For instance, he explained, consider an event listing on the Web for a lecture. It would include data like the location, start time, end time, the speaker, a phone number to call for more information and so on. But the data is fairly static. It can be read by humans, but not by machines. However, metadata could be applied to those datapoints which identify to machines what they are. Then an interested party could click to attend the event, and whatever calendaring application that person uses could immediately schedule the event in the planner, denoting where it is, what time it will start and what time it will end, and who will be speaking. It could provide a map to get the person to that event, and supply information about the speaker.

It is certainly possible to do this sort of thing without the Semantic Web, Berners-Lee said. A person could just cut and paste from the Web site listing to his or her calendaring application. He could then click on multiple other links to get the rest of the data. But that, Berners-Lee said, is not making use of the Web to its fullest extent.

"When it comes to the data in our lives, we are pre-Web," he said. "It's silly for us to do things which the computer could do for us."

And of course, he noted, the possibilities extend far beyond calendaring functions. An important focus is Enterprise Application Integration (EAI).
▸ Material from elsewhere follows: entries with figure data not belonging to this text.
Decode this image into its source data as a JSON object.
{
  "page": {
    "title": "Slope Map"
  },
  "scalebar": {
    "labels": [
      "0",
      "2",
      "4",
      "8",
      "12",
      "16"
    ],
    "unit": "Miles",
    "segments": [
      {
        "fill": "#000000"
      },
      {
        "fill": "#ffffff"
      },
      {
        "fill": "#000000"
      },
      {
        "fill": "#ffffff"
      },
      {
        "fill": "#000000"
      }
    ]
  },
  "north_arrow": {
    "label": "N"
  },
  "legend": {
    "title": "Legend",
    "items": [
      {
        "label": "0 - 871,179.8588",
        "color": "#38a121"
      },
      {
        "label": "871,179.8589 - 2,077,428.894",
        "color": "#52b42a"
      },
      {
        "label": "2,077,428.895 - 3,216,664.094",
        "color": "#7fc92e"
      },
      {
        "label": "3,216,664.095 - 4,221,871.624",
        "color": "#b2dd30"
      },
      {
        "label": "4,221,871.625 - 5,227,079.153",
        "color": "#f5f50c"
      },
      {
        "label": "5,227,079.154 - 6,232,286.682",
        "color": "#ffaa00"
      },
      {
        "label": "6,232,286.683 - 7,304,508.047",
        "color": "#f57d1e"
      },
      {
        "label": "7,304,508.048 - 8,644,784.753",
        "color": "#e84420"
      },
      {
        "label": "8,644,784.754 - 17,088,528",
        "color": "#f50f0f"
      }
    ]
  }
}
"Wherever there is a connection of common concepts between different applications, then it becomes interesting to connect those applications together, to break them out of their boxes," Berners-Lee said. "The Semantic Web starts to connect them together."

One of the numerous foundational specifications for the Semantic Web is the Resource Description Framework . RDF, built on top of XML , is a general framework for describing metadata. It provides interoperability between applications that exchange machine-understandable information on the Web.

By implementing products based on RDF as an EAI "hub," companies can link together documents, and data stored in disparate databases, and pull related concepts together when analyzing the information. That sort of thing can be done with XML Web services today, but it can be a laborious task, Berners-Lee explained. For instance, you might have information in three XML documents that you want to merge. But each document uses its own schema , which defines the tags used to express the data. To merge the data in the three documents, Berners-Lee said a person might have to interview the people that created the schemas and then write a new schema that can take the data in the documents and express them as a new document.

"RDF just concatenates the documents," Berners-Lee said.

It could also have tremendous applications in scientific fields, he noted. For instance, researchers studying weather phenomena would be able to identify which weather balloons supplied particular datapoints, who manufactured the balloons and where the materials came from. In the case of corrupted data, that could allow them to identify faulty balloons and even discard the particular data supplied by those balloons.

"You don't just want to look at data," he said. "You want to look at documents and see where they came from."

Of course, there are still obstacles and potential problems that the Semantic Web faces, even if you put aside the difficulties of explaining why people should be excited about it, Berners-Lee said.

There are many specifications that still need to be delivered. Web Ontology Language (which the W3C has given the acronym OWL, solely because it sounds better than WOL), is one of those. There are about 20 more potential standards to sift through. Berners-Lee said the whole thing could be a failure if the Semantic Web is not compatible with the existing Web. And companies could try to derail the whole process by claiming patents on the technology the W3C is developing.

"When it comes to the infrastructure standards, we have to keep it like HTTP: royalty-free," he said.